Никакой связи между темными делами Даниэля Луазо и ужасными убийствами Флоресов пока не обнаружилось, но Брока был глубоко убежден, что где-то она все-таки существует. И что фотограф Микаэль Флорес, быть может, обнаружил ее, чем и спровоцировал как собственную смерть, так и смерть своего отца.
К несчастью, он не успел довести до конца свои поиски.
Что же такого сделал Жан-Мишель Флорес, чтобы заслужить подобную участь? Он никогда не состоял на учете, никогда не привлекался полицией ни за какие нарушения закона. Зауряднейший гражданин, интегрированный в общество, слившийся с общей массой.
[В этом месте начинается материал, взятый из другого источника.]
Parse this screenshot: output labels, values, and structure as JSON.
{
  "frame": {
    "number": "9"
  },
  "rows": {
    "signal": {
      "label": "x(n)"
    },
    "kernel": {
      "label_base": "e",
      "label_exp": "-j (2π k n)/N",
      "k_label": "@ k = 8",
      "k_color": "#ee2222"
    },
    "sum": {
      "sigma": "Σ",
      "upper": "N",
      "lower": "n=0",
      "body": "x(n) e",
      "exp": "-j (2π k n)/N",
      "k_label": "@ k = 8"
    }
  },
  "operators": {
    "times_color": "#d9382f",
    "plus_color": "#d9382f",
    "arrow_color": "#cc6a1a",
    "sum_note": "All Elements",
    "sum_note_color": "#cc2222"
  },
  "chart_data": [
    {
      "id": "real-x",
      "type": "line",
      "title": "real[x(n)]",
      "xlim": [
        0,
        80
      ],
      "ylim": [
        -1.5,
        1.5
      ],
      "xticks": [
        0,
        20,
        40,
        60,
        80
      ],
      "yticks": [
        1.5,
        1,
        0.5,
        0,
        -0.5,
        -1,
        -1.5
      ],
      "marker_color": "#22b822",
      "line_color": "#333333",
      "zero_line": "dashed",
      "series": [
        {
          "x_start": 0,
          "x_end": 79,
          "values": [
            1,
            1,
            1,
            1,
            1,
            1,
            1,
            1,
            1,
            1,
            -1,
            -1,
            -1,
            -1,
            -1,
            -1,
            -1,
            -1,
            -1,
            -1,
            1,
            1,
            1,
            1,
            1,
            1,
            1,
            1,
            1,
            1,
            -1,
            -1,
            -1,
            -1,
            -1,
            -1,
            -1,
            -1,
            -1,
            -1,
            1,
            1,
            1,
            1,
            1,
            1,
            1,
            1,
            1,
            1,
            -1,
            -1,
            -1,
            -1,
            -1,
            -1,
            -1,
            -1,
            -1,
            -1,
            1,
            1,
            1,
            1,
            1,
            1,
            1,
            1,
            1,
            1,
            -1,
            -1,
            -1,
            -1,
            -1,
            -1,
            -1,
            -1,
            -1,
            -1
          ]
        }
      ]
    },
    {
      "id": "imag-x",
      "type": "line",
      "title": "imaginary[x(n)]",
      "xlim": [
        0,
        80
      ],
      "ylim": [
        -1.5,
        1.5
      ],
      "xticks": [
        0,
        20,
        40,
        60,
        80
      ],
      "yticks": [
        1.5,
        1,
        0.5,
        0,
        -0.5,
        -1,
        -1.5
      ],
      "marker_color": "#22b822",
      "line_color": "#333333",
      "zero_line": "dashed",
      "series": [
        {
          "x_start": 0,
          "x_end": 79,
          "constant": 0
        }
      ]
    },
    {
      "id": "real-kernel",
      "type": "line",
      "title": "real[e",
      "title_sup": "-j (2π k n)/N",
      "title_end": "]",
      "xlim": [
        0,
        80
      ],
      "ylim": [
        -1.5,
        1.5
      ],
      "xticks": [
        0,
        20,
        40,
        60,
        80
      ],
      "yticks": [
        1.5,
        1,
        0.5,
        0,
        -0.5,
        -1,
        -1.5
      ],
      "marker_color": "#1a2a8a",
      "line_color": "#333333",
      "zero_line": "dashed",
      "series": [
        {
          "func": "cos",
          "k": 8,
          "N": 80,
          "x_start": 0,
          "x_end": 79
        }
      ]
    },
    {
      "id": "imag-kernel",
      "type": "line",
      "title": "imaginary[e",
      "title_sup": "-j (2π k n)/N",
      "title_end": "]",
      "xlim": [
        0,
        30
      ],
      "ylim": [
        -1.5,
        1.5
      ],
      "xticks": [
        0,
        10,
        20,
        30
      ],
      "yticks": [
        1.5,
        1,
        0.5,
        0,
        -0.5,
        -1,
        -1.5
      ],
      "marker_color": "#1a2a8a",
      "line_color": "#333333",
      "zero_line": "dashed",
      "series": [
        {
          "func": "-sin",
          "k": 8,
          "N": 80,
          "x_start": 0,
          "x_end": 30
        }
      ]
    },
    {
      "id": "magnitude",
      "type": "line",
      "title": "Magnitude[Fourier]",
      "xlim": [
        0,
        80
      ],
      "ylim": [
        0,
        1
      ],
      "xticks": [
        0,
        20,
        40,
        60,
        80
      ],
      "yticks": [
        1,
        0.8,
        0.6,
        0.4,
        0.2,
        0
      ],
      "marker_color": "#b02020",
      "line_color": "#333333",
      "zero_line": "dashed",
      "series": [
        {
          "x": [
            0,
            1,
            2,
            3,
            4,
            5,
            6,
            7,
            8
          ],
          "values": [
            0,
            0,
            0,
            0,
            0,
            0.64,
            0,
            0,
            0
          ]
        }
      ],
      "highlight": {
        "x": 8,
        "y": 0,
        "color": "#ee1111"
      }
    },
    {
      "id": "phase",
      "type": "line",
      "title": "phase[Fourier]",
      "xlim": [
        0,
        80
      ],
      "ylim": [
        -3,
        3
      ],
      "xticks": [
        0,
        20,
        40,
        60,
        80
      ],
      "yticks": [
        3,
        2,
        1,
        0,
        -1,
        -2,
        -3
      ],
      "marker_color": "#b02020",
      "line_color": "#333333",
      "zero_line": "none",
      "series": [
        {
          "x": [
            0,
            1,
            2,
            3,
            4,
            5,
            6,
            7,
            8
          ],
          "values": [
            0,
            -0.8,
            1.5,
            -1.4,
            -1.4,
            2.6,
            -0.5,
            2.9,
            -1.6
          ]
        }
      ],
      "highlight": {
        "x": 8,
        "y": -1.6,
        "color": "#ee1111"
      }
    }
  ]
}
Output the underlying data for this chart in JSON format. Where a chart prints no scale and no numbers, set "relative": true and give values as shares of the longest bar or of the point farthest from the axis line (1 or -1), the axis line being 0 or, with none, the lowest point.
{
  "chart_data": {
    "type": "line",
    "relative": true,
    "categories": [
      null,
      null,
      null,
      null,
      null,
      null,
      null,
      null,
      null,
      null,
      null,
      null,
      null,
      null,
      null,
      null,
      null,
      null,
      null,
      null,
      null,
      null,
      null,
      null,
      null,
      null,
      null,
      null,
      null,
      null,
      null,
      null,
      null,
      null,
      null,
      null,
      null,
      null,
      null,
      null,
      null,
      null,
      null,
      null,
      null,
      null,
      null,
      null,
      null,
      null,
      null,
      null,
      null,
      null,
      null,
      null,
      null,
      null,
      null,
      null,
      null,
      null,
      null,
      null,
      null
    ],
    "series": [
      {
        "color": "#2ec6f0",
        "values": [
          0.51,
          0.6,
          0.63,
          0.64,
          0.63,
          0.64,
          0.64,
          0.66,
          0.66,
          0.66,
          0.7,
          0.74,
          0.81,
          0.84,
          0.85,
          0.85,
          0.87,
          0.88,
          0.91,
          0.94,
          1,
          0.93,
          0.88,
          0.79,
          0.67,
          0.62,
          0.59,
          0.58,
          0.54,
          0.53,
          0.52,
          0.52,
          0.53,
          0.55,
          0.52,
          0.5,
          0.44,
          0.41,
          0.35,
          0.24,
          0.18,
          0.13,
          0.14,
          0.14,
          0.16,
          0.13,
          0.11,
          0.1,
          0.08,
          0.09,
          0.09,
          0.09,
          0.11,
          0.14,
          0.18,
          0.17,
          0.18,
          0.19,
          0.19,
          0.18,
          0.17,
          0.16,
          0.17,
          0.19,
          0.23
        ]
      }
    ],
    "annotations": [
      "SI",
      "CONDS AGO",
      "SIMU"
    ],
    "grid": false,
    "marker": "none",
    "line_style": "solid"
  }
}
Камиль внимательно пробежала глазами заметки Брока. Жан-Мишель Флорес родился в Париже, отец – испанец, мать – француженка. Большую часть жизни он провел в Париже, где вместе со своей женой Элен владел обувным магазинчиком.
Их сын Микаэль родился в Париже, в общедоступной больнице Ларибуазьер. А месяц спустя Флоресы неожиданно переехали в Онфлер. Согласно заметкам Брока, все, казалось, было сделано в спешке: в этом нормандском городе они купили дом и сразу затем магазин готовой одежды, словно хотели сбежать из столицы как можно скорее.
Камиль внимательно прочитала рукописные заметки Ги Брока:
[…] Я допросил сестру Жан-Мишеля Флореса. Она вспомнила странное поведение брата некоторое время спустя после рождения Микаэля. Он и его жена, обычно такие открытые и улыбчивые, внезапно сделались затворниками. Жили, отгородившись от мира, а потом закрыли свою лавку и уехали в Нормандию. «Вот так, ни с того ни с сего», – сказала сестра, щелкнув пальцами.
Однако Элен была женщина жизнерадостная. И была очень счастлива, произведя на свет сына. Сестра Жан-Мишеля была в родильном отделении вместе с ним и своими глазами видела, как 8 октября 1970 года родился ребенок. Ребенок, которого они желали больше всего на свете. Жан-Мишель очень любил свою жену. Они знали друг друга больше пятнадцати лет, всегда жили в Париже и регулярно ездили в Испанию, откуда Жан-Мишель был родом.
Не рождение ли Микаэля вызвало разрыв с близкими и их отъезд из столицы? Невозможно узнать наверняка. Как бы там ни было, Жан-Мишель Флорес переехал, чтобы начать новую жизнь вместе с Элен.
Но через полгода она покончила с собой, бросившись под поезд.
Другая подробность, и далеко не маловажная: сестра Жан-Мишеля была убеждена, что ее брат «во что-то ввязался», хотя не могла уточнить, во что именно. Через две недели после рождения сына он попросил у нее крупную сумму денег (больше 30 000 тогдашних франков, что было очень много), поклявшись, что вернет. Но так и не сдержал свое слово […].
Камиль закончила чтение, вопросов не убавилось, зато ей стало как-то не по себе. Почему мать покончила с собой после рождения столь желанного ребенка? Чем был вызван внезапный переезд и разрыв с родственниками? И зачем нужны были деньги?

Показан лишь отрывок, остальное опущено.